Provisão Inteligente: a gestão do passivo trabalhista como instrumento de estratégia empresarial

Artigo de autoria de Rodrigo da Costa Marques, Gestor de Relações Trabalhistas PG Advogados, analisa como a provisão inteligente do passivo trabalhista pode transformar contingências judiciais em ferramenta de gestão estratégica, tema que ganha relevância diante dos debates sobre governança, compliance e gestão de riscos no FILASA 2026

Toda organização com contencioso trabalhista ativo convive com um paradoxo estrutural: conhece seus processos, mas não domina o impacto financeiro que deles decorrerá no horizonte de 12 a 24 meses. Manter um cadastro atualizado de ações judiciais não equivale a dispor de previsibilidade sobre o efeito dessas demandas no fluxo de caixa corporativo. Essa distinção — entre o mero registro e a projeção fundamentada — define a diferença entre tratar a contingência trabalhista como obrigação contábil acessória e utilizá-la como vetor de decisão estratégica para o negócio. Organizações que não fazem essa distinção operam sob incerteza gerenciável; as que a ignoram, acumulam riscos silenciosos com potencial de materialização súbita.

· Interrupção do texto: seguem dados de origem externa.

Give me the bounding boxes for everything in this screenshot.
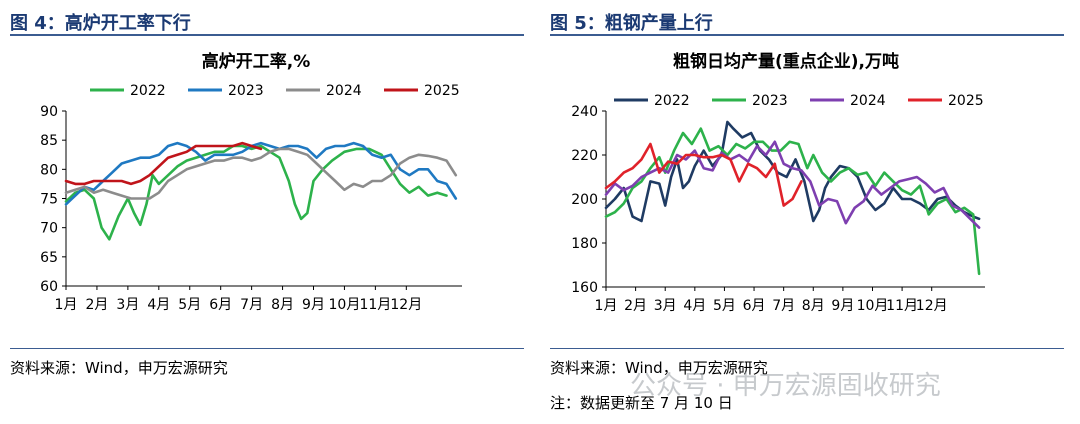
y-tick-label: 65 bbox=[40, 250, 58, 266]
y-tick-label: 160 bbox=[571, 280, 598, 296]
x-tick-label: 3月 bbox=[654, 298, 677, 314]
chart-title: 粗钢日均产量(重点企业),万吨 bbox=[673, 51, 899, 72]
y-tick-label: 85 bbox=[40, 133, 58, 149]
series-line-2024 bbox=[64, 147, 458, 200]
x-tick-label: 7月 bbox=[240, 297, 263, 313]
y-tick-label: 80 bbox=[40, 162, 58, 178]
x-tick-label: 11月 bbox=[359, 297, 391, 313]
series-line-2023 bbox=[604, 127, 981, 276]
legend-label-2024: 2024 bbox=[326, 83, 362, 99]
watermark: 公众号 · 申万宏源固收研究 bbox=[630, 371, 941, 401]
x-tick-label: 10月 bbox=[329, 297, 361, 313]
top-rule bbox=[550, 34, 1064, 36]
x-tick-label: 9月 bbox=[831, 298, 854, 314]
top-rule bbox=[10, 34, 524, 36]
crude-steel-chart: 粗钢日均产量(重点企业),万吨 2022 2023 2024 2025 160 180 200… bbox=[571, 51, 985, 314]
legend-label-2022: 2022 bbox=[130, 83, 166, 99]
legend-label-2024: 2024 bbox=[850, 93, 886, 109]
legend-label-2023: 2023 bbox=[752, 93, 788, 109]
x-tick-label: 4月 bbox=[147, 297, 170, 313]
y-tick-label: 220 bbox=[571, 148, 598, 164]
legend-label-2025: 2025 bbox=[424, 83, 460, 99]
legend-label-2025: 2025 bbox=[948, 93, 984, 109]
blast-furnace-chart: 高炉开工率,% 2022 2023 2024 2025 60 65 70 75 80 85 90 1月 2… bbox=[40, 51, 462, 313]
series-line-2024 bbox=[604, 140, 981, 229]
series-line-2025 bbox=[604, 142, 803, 207]
y-tick-label: 240 bbox=[571, 104, 598, 120]
legend-label-2023: 2023 bbox=[228, 83, 264, 99]
y-tick-label: 75 bbox=[40, 192, 58, 208]
x-tick-label: 6月 bbox=[209, 297, 232, 313]
data-note: 注：数据更新至 7 月 10 日 bbox=[550, 394, 733, 412]
x-tick-label: 5月 bbox=[178, 297, 201, 313]
legend-label-2022: 2022 bbox=[654, 93, 690, 109]
figure-title: 图 4：高炉开工率下行 bbox=[10, 13, 191, 34]
source-note: 资料来源：Wind，申万宏源研究 bbox=[10, 359, 228, 377]
x-tick-label: 7月 bbox=[772, 298, 795, 314]
chart-title: 高炉开工率,% bbox=[202, 51, 311, 72]
series-line-2022 bbox=[604, 120, 981, 223]
figure-title: 图 5：粗钢产量上行 bbox=[550, 13, 713, 34]
source-note: 资料来源：Wind，申万宏源研究 bbox=[550, 359, 768, 377]
bottom-rule bbox=[10, 348, 524, 349]
x-tick-label: 4月 bbox=[683, 298, 706, 314]
x-tick-label: 1月 bbox=[595, 298, 618, 314]
series-line-2025 bbox=[64, 141, 263, 186]
figure-5-panel: 图 5：粗钢产量上行 粗钢日均产量(重点企业),万吨 2022 2023 2024 20… bbox=[540, 0, 1080, 424]
x-tick-label: 6月 bbox=[743, 298, 766, 314]
y-tick-label: 70 bbox=[40, 221, 58, 237]
x-tick-label: 2月 bbox=[624, 298, 647, 314]
y-tick-label: 60 bbox=[40, 279, 58, 295]
x-tick-label: 9月 bbox=[302, 297, 325, 313]
y-tick-label: 180 bbox=[571, 236, 598, 252]
x-tick-label: 2月 bbox=[85, 297, 108, 313]
x-tick-label: 12月 bbox=[390, 297, 422, 313]
x-tick-label: 12月 bbox=[916, 298, 948, 314]
x-tick-label: 5月 bbox=[713, 298, 736, 314]
figure-4-panel: 图 4：高炉开工率下行 高炉开工率,% 2022 2023 2024 2025 60 65 7… bbox=[10, 13, 524, 377]
bottom-rule bbox=[550, 348, 1064, 349]
series-line-2023 bbox=[64, 141, 458, 206]
x-tick-label: 1月 bbox=[55, 297, 78, 313]
x-tick-label: 8月 bbox=[271, 297, 294, 313]
x-tick-label: 8月 bbox=[802, 298, 825, 314]
y-tick-label: 200 bbox=[571, 192, 598, 208]
x-tick-label: 3月 bbox=[116, 297, 139, 313]
x-tick-label: 11月 bbox=[886, 298, 918, 314]
x-tick-label: 10月 bbox=[857, 298, 889, 314]
y-tick-label: 90 bbox=[40, 104, 58, 120]
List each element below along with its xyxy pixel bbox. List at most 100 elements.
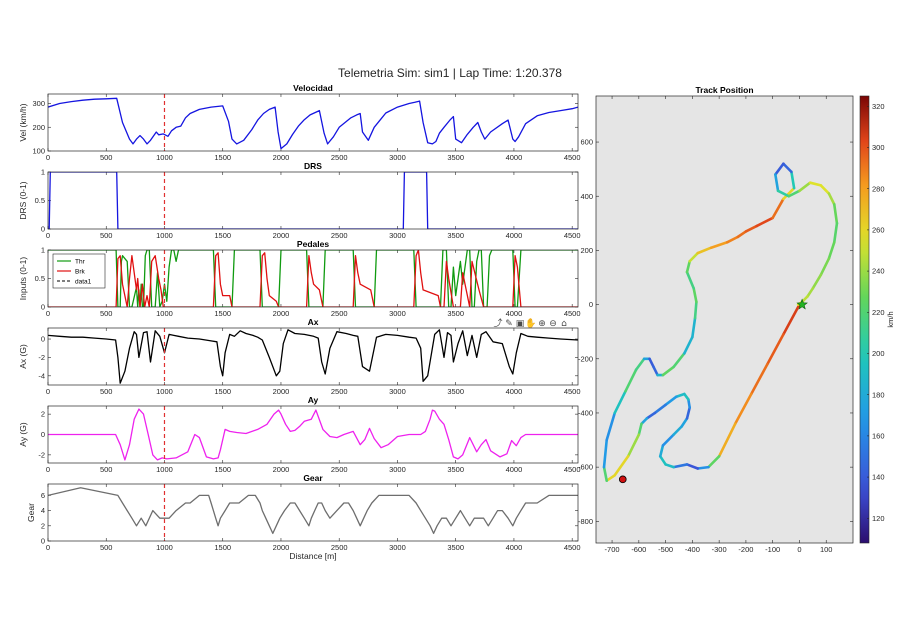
- series-line-0: [48, 97, 578, 150]
- x-tick-label: -100: [765, 545, 780, 554]
- x-tick-label: 4500: [564, 387, 581, 396]
- y-tick-label: 6: [41, 491, 45, 500]
- track-segment: [648, 357, 655, 369]
- track-segment: [782, 303, 801, 336]
- x-tick-label: 2500: [331, 153, 348, 162]
- track-segment: [696, 246, 713, 255]
- plot-border: [595, 95, 854, 544]
- x-tick-label: 500: [100, 543, 113, 552]
- track-segment: [661, 433, 675, 447]
- colorbar-label: km/h: [886, 311, 895, 327]
- y-tick-label: 0: [41, 335, 45, 344]
- track-segment: [658, 455, 667, 466]
- x-tick-label: 2500: [331, 465, 348, 474]
- x-tick-label: 0: [46, 309, 50, 318]
- home-icon[interactable]: ⌂: [561, 319, 567, 329]
- track-segment: [688, 251, 700, 263]
- chart-ax: 0 500 1000 1500 2000 2500 3000 3500 4000 4500 -4 -2…: [18, 317, 581, 396]
- x-tick-label: 4500: [564, 231, 581, 240]
- y-tick-label: 0.5: [35, 274, 45, 283]
- track-segment: [653, 403, 667, 415]
- track-segment: [827, 240, 836, 260]
- x-tick-label: 0: [46, 543, 50, 552]
- x-tick-label: 3500: [447, 387, 464, 396]
- x-tick-label: 2500: [331, 387, 348, 396]
- track-segment: [652, 365, 659, 377]
- x-tick-label: -500: [658, 545, 673, 554]
- series-line-0: [48, 487, 578, 535]
- export-icon[interactable]: ⤴: [493, 317, 502, 329]
- x-tick-label: 100: [820, 545, 833, 554]
- plot-content: [48, 328, 578, 385]
- y-axis-label: Ax (G): [18, 344, 28, 369]
- chart-track: -700 -600 -500 -400 -300 -200 -100 0 100 -800 -600…: [578, 85, 895, 554]
- y-tick-label: -200: [578, 354, 593, 363]
- x-tick-label: 1500: [214, 543, 231, 552]
- x-tick-label: 0: [46, 465, 50, 474]
- x-tick-label: 3500: [447, 309, 464, 318]
- x-tick-label: 3000: [389, 387, 406, 396]
- x-tick-label: 0: [797, 545, 801, 554]
- colorbar-tick-label: 280: [872, 184, 885, 193]
- axes-toolbar[interactable]: ⤴ ✎ ▣ ✋ ⊕ ⊖ ⌂: [493, 317, 567, 329]
- y-tick-label: 0: [41, 537, 45, 546]
- x-tick-label: 3000: [389, 543, 406, 552]
- x-tick-label: 0: [46, 387, 50, 396]
- x-tick-label: 1000: [156, 465, 173, 474]
- track-segment: [693, 300, 698, 320]
- x-tick-label: 500: [100, 231, 113, 240]
- track-segment: [755, 216, 774, 228]
- track-segment: [782, 186, 796, 201]
- chart-ped: 0 500 1000 1500 2000 2500 3000 3500 4000 4500 0 0.5…: [18, 239, 581, 318]
- colorbar-tick-label: 300: [872, 143, 885, 152]
- chart-title: DRS: [304, 161, 322, 171]
- track-segment: [696, 465, 710, 470]
- datatip-icon[interactable]: ▣: [516, 319, 525, 329]
- legend: Thr Brk data1: [52, 253, 106, 289]
- zoom-in-icon[interactable]: ⊕: [538, 319, 546, 329]
- track-segment: [605, 411, 617, 442]
- series-line-0: [48, 408, 578, 461]
- track-segment: [672, 425, 683, 436]
- track-segment: [787, 189, 801, 198]
- track-segment: [672, 352, 686, 369]
- plot-content: [48, 94, 578, 151]
- track-segment: [661, 365, 675, 377]
- x-tick-label: 2000: [273, 465, 290, 474]
- x-tick-label: 1000: [156, 543, 173, 552]
- track-segment: [744, 224, 758, 233]
- track-segment: [675, 392, 686, 399]
- series-line-Brk: [48, 250, 578, 307]
- plot-border: [47, 171, 579, 230]
- track-segment: [717, 422, 737, 458]
- pan-icon[interactable]: ✋: [525, 317, 536, 329]
- y-tick-label: 100: [32, 147, 45, 156]
- track-segment: [725, 235, 740, 244]
- x-tick-label: 4500: [564, 465, 581, 474]
- y-tick-label: 2: [41, 410, 45, 419]
- x-tick-label: 0: [46, 231, 50, 240]
- x-tick-label: 3500: [447, 543, 464, 552]
- colorbar-tick-label: 160: [872, 431, 885, 440]
- x-tick-label: 4000: [506, 309, 523, 318]
- x-tick-label: -300: [712, 545, 727, 554]
- plot-border: [47, 327, 579, 386]
- track-segment: [602, 438, 609, 469]
- y-tick-label: 4: [41, 506, 45, 515]
- x-tick-label: 500: [100, 153, 113, 162]
- track-segment: [634, 357, 646, 371]
- y-tick-label: 400: [580, 192, 593, 201]
- y-tick-label: 1: [41, 246, 45, 255]
- zoom-out-icon[interactable]: ⊖: [549, 319, 557, 329]
- track-segment: [790, 170, 796, 190]
- y-tick-label: 300: [32, 99, 45, 108]
- brush-icon[interactable]: ✎: [505, 319, 513, 329]
- y-tick-label: -2: [38, 450, 45, 459]
- plot-border: [47, 483, 579, 542]
- x-tick-label: 3000: [389, 465, 406, 474]
- car-position-marker: [618, 475, 627, 484]
- series-line-0: [48, 329, 578, 384]
- x-tick-label: 4000: [506, 543, 523, 552]
- track-segment: [733, 392, 753, 426]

O contexto recente torna essa discussão ainda mais premente. A Justiça do Trabalho registrou crescimento de aproximadamente 16% no volume de novas ações em 2024 em relação ao exercício anterior — o maior índice desde 2017 —, impulsionado, entre outros fatores, pela decisão do Tribunal Superior do Trabalho que automatizou a concessão do benefício da justiça gratuita por critério de faixa de renda. Em paralelo, auditores externos passaram a exigir fundamentação técnica robusta para a classificação de contingências, e operações de fusões e aquisições, abertura de capital e captação de crédito têm encontrado obstáculos relevantes em processos de due diligence quando as provisões carecem de método demonstrável. O CPC 25, convergente ao IAS 37, é categórico: registrar um valor sem justificar adequadamente a probabilidade de saída de recursos não representa o cumprimento da norma — configura sua violação.

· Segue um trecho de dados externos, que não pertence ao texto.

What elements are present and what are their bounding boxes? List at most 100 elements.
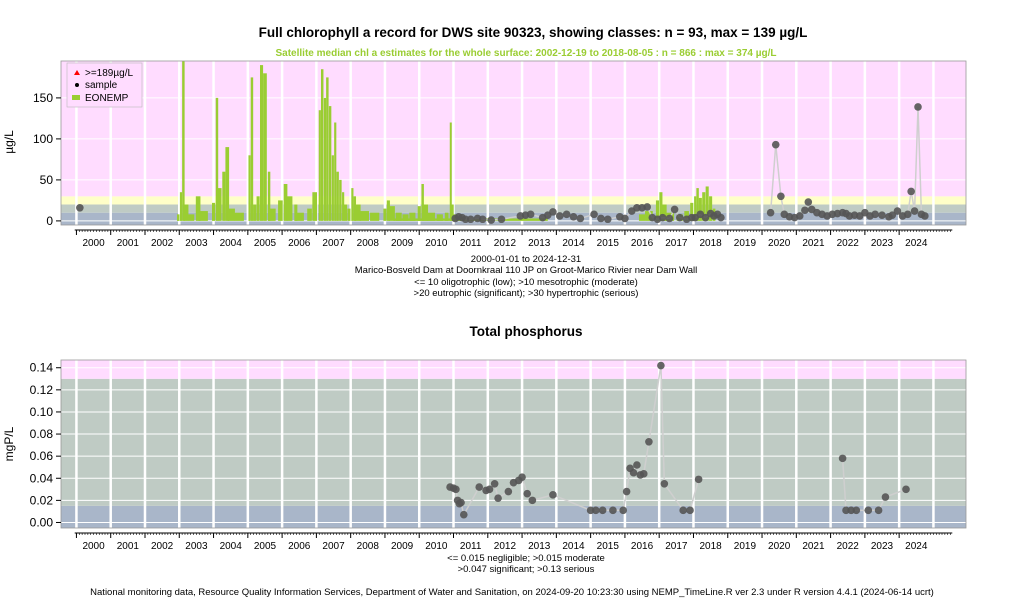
sample-link [463, 486, 480, 516]
sample-point [452, 485, 460, 494]
satellite-bar [320, 69, 324, 221]
satellite-bar [225, 147, 230, 221]
satellite-bar [212, 202, 216, 221]
y-tick-label: 0 [46, 214, 53, 228]
satellite-bar [256, 196, 260, 221]
x-tick-label: 2004 [220, 541, 243, 552]
sample-point [457, 498, 465, 507]
x-tick-label: 2001 [117, 238, 140, 249]
y-tick-label: 0.00 [30, 515, 54, 529]
x-tick-label: 2005 [254, 238, 277, 249]
satellite-bar [342, 192, 345, 221]
satellite-bar [698, 197, 702, 221]
sample-point [76, 203, 84, 212]
sample-point [795, 212, 804, 220]
x-tick-label: 2005 [254, 541, 277, 552]
sample-point [914, 103, 922, 111]
chart1-subtitle: Satellite median chl a estimates for the… [276, 48, 777, 59]
satellite-bar [179, 192, 183, 221]
satellite-bar [417, 206, 421, 221]
y-tick-label: 100 [33, 132, 53, 146]
sample-link [552, 494, 591, 512]
satellite-bar [188, 214, 195, 221]
x-tick-label: 2020 [768, 541, 791, 552]
sample-point [633, 461, 641, 469]
chart1-title: Full chlorophyll a record for DWS site 9… [259, 25, 808, 40]
satellite-bar [347, 208, 351, 221]
x-tick-label: 2011 [460, 238, 482, 249]
sample-point [777, 192, 785, 201]
x-tick-label: 2024 [905, 541, 928, 552]
sample-point [902, 485, 910, 494]
x-tick-label: 2004 [220, 238, 243, 249]
chart1-plot-area: 0 50 100 150 2000 2001 2002 2003 2004 2005 2006 200… [33, 60, 967, 249]
sample-point [701, 213, 710, 222]
satellite-bar [436, 214, 443, 221]
satellite-bar [334, 122, 337, 221]
satellite-bar [690, 202, 694, 221]
sample-point [475, 483, 484, 491]
sample-point [888, 211, 897, 219]
x-tick-label: 2021 [802, 541, 825, 552]
sample-link [625, 468, 631, 492]
satellite-bar [645, 211, 653, 221]
sample-point [686, 506, 694, 515]
sample-point [871, 210, 879, 219]
x-tick-label: 2009 [391, 541, 414, 552]
sample-point [881, 493, 890, 501]
class-band-hypertrophic [61, 61, 966, 197]
chart2-note-1: <= 0.015 negligible; >0.015 moderate [447, 553, 605, 564]
y-tick-label: 0.06 [30, 449, 54, 463]
sample-point [645, 437, 653, 446]
satellite-bar [195, 196, 201, 221]
sample-point [660, 479, 669, 488]
x-tick-label: 2008 [357, 238, 380, 249]
sample-link [648, 365, 662, 442]
satellite-bar [263, 73, 267, 221]
satellite-bar [696, 188, 699, 221]
sample-point [910, 207, 919, 215]
satellite-bar [318, 110, 321, 221]
sample-point [874, 506, 883, 515]
sample-point [576, 214, 585, 223]
sample-point [490, 479, 499, 488]
x-tick-label: 2021 [802, 238, 825, 249]
x-tick-label: 2001 [117, 541, 140, 552]
class-band-mesotrophic [61, 204, 966, 213]
x-tick-label: 2016 [631, 238, 654, 249]
satellite-bar [662, 204, 667, 221]
legend-dot-icon [75, 83, 79, 87]
satellite-bar [444, 212, 449, 221]
sample-point [694, 475, 703, 484]
x-tick-label: 2015 [597, 238, 620, 249]
x-tick-label: 2010 [425, 238, 448, 249]
sample-point [497, 215, 506, 224]
sample-point [466, 215, 475, 224]
satellite-bar [198, 211, 208, 221]
x-tick-label: 2002 [151, 541, 174, 552]
sample-point [804, 198, 813, 206]
sample-point [590, 210, 598, 219]
legend-entry-sample: sample [85, 80, 118, 91]
satellite-bar [427, 212, 436, 221]
x-tick-label: 2018 [699, 238, 722, 249]
x-tick-label: 2013 [528, 541, 551, 552]
x-tick-label: 2002 [151, 238, 174, 249]
x-tick-label: 2011 [460, 541, 482, 552]
sample-point [549, 491, 557, 499]
x-tick-label: 2016 [631, 541, 654, 552]
chart2-note-2: >0.047 significant; >0.13 serious [458, 564, 595, 575]
sample-point [518, 473, 526, 481]
sample-link [913, 106, 919, 212]
x-tick-label: 2003 [185, 238, 208, 249]
sample-point [665, 214, 674, 223]
satellite-bar [659, 192, 663, 221]
x-tick-label: 2012 [494, 541, 517, 552]
sample-link [906, 191, 912, 215]
sample-point [598, 506, 607, 515]
satellite-bar [705, 186, 709, 221]
satellite-bar [359, 211, 370, 221]
satellite-bar [227, 208, 235, 221]
sample-point [549, 208, 557, 216]
satellite-bar [283, 184, 288, 221]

A resposta a esse desafio reside na estruturação de um modelo de provisão tecnicamente qualificado, sustentado em quatro pilares interdependentes: qualidade e governança dos dados processuais; classificação técnica e auditável do risco por grau de probabilidade — provável, possível ou remoto —; aplicação de jurimetria para modelagem estatística do valor esperado por tipo de pedido; e governança processual com rituais periódicos de revisão, política interna documentada e trilha de decisão rastreável. Organizações que operam sob essa estrutura convertem a contingência trabalhista em informação acionável para o alto escalão da gestão — e passam a tomar decisões de investimento com maior segurança, a negociar acordos com maior precisão técnica e a crescer sustentados por previsibilidade financeira real e auditável.